His much shooter aunt struggled to break free from his bear hug, but she did manage after a few seconds when he'd had his fun messing with her.
"Oh shoo." She pushed him away, laughing at his antics. "I curse the day your mom told you to call me that."
Asmund just laughed in return and walked towards the hallway. "I'm going to bed now though. I've got a training regimen to plan and I've got other training tomorrow."
He barely caught the "Oh, that's right." from her as she said that more to herself and he said a quick "Good night." before he went into his own room on the opposite side of the hallway where Alex's room was.
With that talk out of the way, Asmund's amused state he had just been in melted away and retracted, being replaced by a cold anger and focus at what Alex had said about the assistant principal of the school, Whitmire.
He'd heard Anastasia make reference to monsters that could disguise themselves well as humans liking to embed themselves into the school system or medical field to have as much easy prey as they wanted, but he actually hadn't really felt it personally.

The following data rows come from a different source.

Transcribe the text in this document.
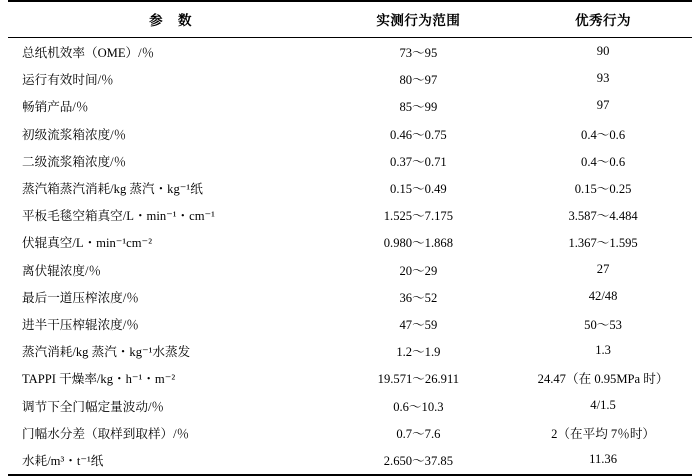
参 数	实测行为范围	优秀行为
总纸机效率（OME）/％	73～95	90
运行有效时间/％	80～97	93
畅销产品/％	85～99	97
初级流浆箱浓度/％	0.46～0.75	0.4～0.6
二级流浆箱浓度/％	0.37～0.71	0.4～0.6
蒸汽箱蒸汽消耗/kg 蒸汽・kg⁻¹纸	0.15～0.49	0.15～0.25
平板毛毯空箱真空/L・min⁻¹・cm⁻¹	1.525～7.175	3.587～4.484
伏辊真空/L・min⁻¹cm⁻²	0.980～1.868	1.367～1.595
离伏辊浓度/％	20～29	27
最后一道压榨浓度/％	36～52	42/48
进半干压榨辊浓度/％	47～59	50～53
蒸汽消耗/kg 蒸汽・kg⁻¹水蒸发	1.2～1.9	1.3
TAPPI 干燥率/kg・h⁻¹・m⁻²	19.571～26.911	24.47（在 0.95MPa 时）
调节下全门幅定量波动/％	0.6～10.3	4/1.5
门幅水分差（取样到取样）/％	0.7～7.6	2（在平均 7％时）
水耗/m³・t⁻¹纸	2.650～37.85	11.36
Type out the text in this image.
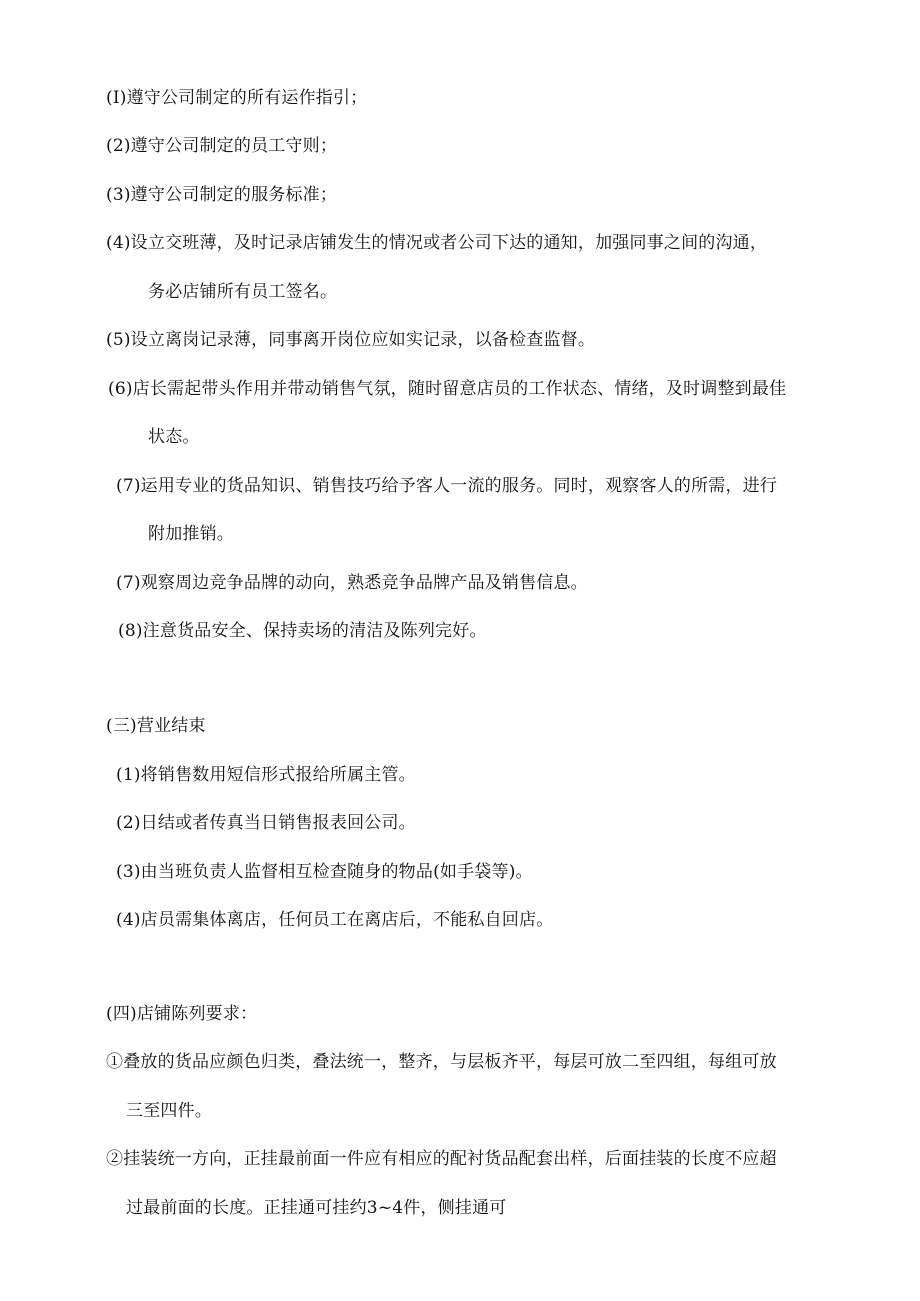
(I)遵守公司制定的所有运作指引；
(2)遵守公司制定的员工守则；
(3)遵守公司制定的服务标准；
(4)设立交班薄，及时记录店铺发生的情况或者公司下达的通知，加强同事之间的沟通，
务必店铺所有员工签名。
(5)设立离岗记录薄，同事离开岗位应如实记录，以备检查监督。
(6)店长需起带头作用并带动销售气氛，随时留意店员的工作状态、情绪，及时调整到最佳
状态。
(7)运用专业的货品知识、销售技巧给予客人一流的服务。同时，观察客人的所需，进行
附加推销。
(7)观察周边竞争品牌的动向，熟悉竞争品牌产品及销售信息。
(8)注意货品安全、保持卖场的清洁及陈列完好。
(三)营业结束
(1)将销售数用短信形式报给所属主管。
(2)日结或者传真当日销售报表回公司。
(3)由当班负责人监督相互检查随身的物品(如手袋等)。
(4)店员需集体离店，任何员工在离店后，不能私自回店。
(四)店铺陈列要求：
①叠放的货品应颜色归类，叠法统一，整齐，与层板齐平，每层可放二至四组，每组可放
三至四件。
②挂装统一方向，正挂最前面一件应有相应的配衬货品配套出样，后面挂装的长度不应超
过最前面的长度。正挂通可挂约3~4件，侧挂通可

It was just the sad state of reality that the things he enjoyed fighting and killing were animals without a soul like him.
Now though? This was his family that had encountered one. And he didn't tell his aunt because she would try to immediately go to Whitmire's house and take a swing at his neck with a Celestial bronze blade to see if it killed him. And if not, she'd just manipulate the Mist to make the poor bastard think it was a dream.

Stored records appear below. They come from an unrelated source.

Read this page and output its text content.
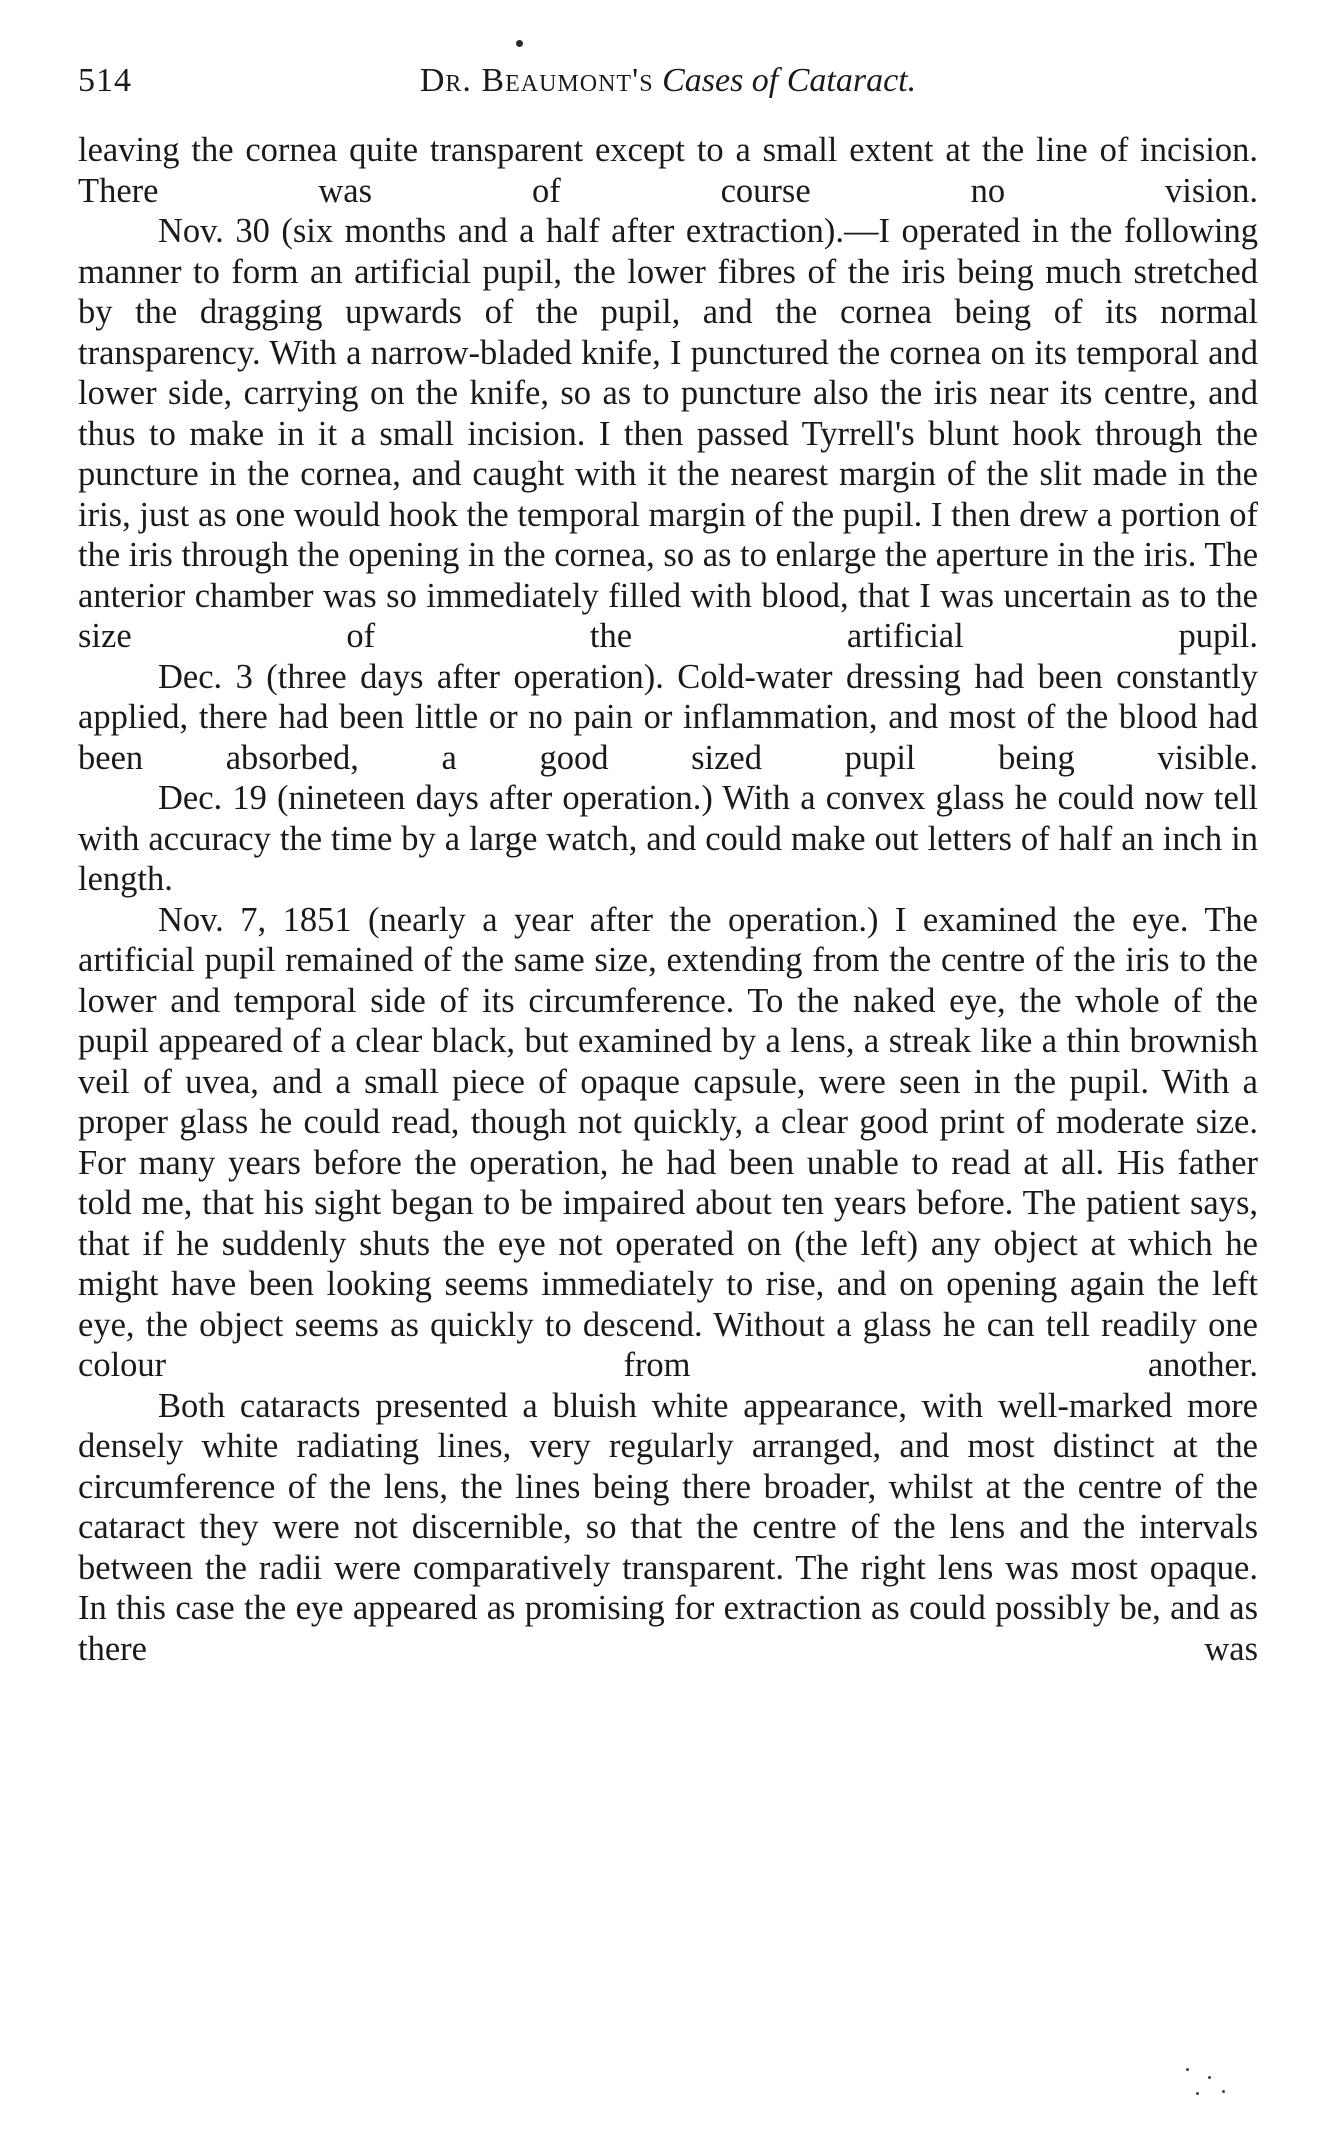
514	Dr. Beaumont's Cases of Cataract.

leaving the cornea quite transparent except to a small extent at the line of incision. There was of course no vision.

Nov. 30 (six months and a half after extraction).—I operated in the following manner to form an artificial pupil, the lower fibres of the iris being much stretched by the dragging upwards of the pupil, and the cornea being of its normal transparency. With a narrow-bladed knife, I punctured the cornea on its temporal and lower side, carrying on the knife, so as to puncture also the iris near its centre, and thus to make in it a small incision. I then passed Tyrrell's blunt hook through the puncture in the cornea, and caught with it the nearest margin of the slit made in the iris, just as one would hook the temporal margin of the pupil. I then drew a portion of the iris through the opening in the cornea, so as to enlarge the aperture in the iris. The anterior chamber was so immediately filled with blood, that I was uncertain as to the size of the artificial pupil.

Dec. 3 (three days after operation). Cold-water dressing had been constantly applied, there had been little or no pain or inflammation, and most of the blood had been absorbed, a good sized pupil being visible.

Dec. 19 (nineteen days after operation.) With a convex glass he could now tell with accuracy the time by a large watch, and could make out letters of half an inch in length.

Nov. 7, 1851 (nearly a year after the operation.) I examined the eye. The artificial pupil remained of the same size, extending from the centre of the iris to the lower and temporal side of its circumference. To the naked eye, the whole of the pupil appeared of a clear black, but examined by a lens, a streak like a thin brownish veil of uvea, and a small piece of opaque capsule, were seen in the pupil. With a proper glass he could read, though not quickly, a clear good print of moderate size. For many years before the operation, he had been unable to read at all. His father told me, that his sight began to be impaired about ten years before. The patient says, that if he suddenly shuts the eye not operated on (the left) any object at which he might have been looking seems immediately to rise, and on opening again the left eye, the object seems as quickly to descend. Without a glass he can tell readily one colour from another.

Both cataracts presented a bluish white appearance, with well-marked more densely white radiating lines, very regularly arranged, and most distinct at the circumference of the lens, the lines being there broader, whilst at the centre of the cataract they were not discernible, so that the centre of the lens and the intervals between the radii were comparatively transparent. The right lens was most opaque. In this case the eye appeared as promising for extraction as could possibly be, and as there was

But he, Asmund Sørensen, had a better idea to get something productive out of Whitmire being a monster, if he indeed was.
Though it would require a bit of help.
Asmund walked over to his nightstand, grabbed one of the many knives he had, both hidden and not, and poked the corner of his hand to draw just a single drop of blood without so much as wincing. He then held the minor wound over his Mjolnir necklace that was now resting in the palm of his right hand, and smeared the blood on the silver hammer.
" Ek em Ásmundr Haraldsson." Asmund muttered under his breath. The lines etched across the hammer began to glow a faint shade of blue. "Óðinn mun mér veita allvald. Emk sonr mikilla Dana." 1
At the end of his recital of that particular proclamation, the blue glow brightened and the hammer grew to be borderline hot to the touch. But he kept it resting in his palm.
"I need assistance." Asmund spoke to the glowing piece of silver, knowing the message would be heard loud and clear. "It's personal."
With that extremely brief message, he cut the connection and the necklace reverted back to its usual state as the temperature and colour faded.
Now all he had to do was wait, and hopefully correct a possible problem before training Alex like he had always wanted.
Valhalla's call could be ignored for a little longer.
END CHAPTER
I tried to get this out a little earlier, but I'd gotten sick once again. (Thanks, winter) It's noticeably longer than chapter 1 and there's a great deal of foreshadowing in it and hints towards other goodies that await.
(I know a few people will comment about Alexander's eye colour and how it doesn't match how it was described in the first chapter. This is where I gaslight you and tell you that you are incorrect and that I didn't make an error in remembering the typical eye color of a specific line of demigods)
The part marked with the 1 symbol where Asmund speaks in another language is in Old Norse. The translation is roughly as follows: "I am Asmund, Harald's son/son of Harald. Odin will grant me absolute power. I am a son of the mighty Danes."
With that said, I hope everyone has a wonderful Sunday. Raging.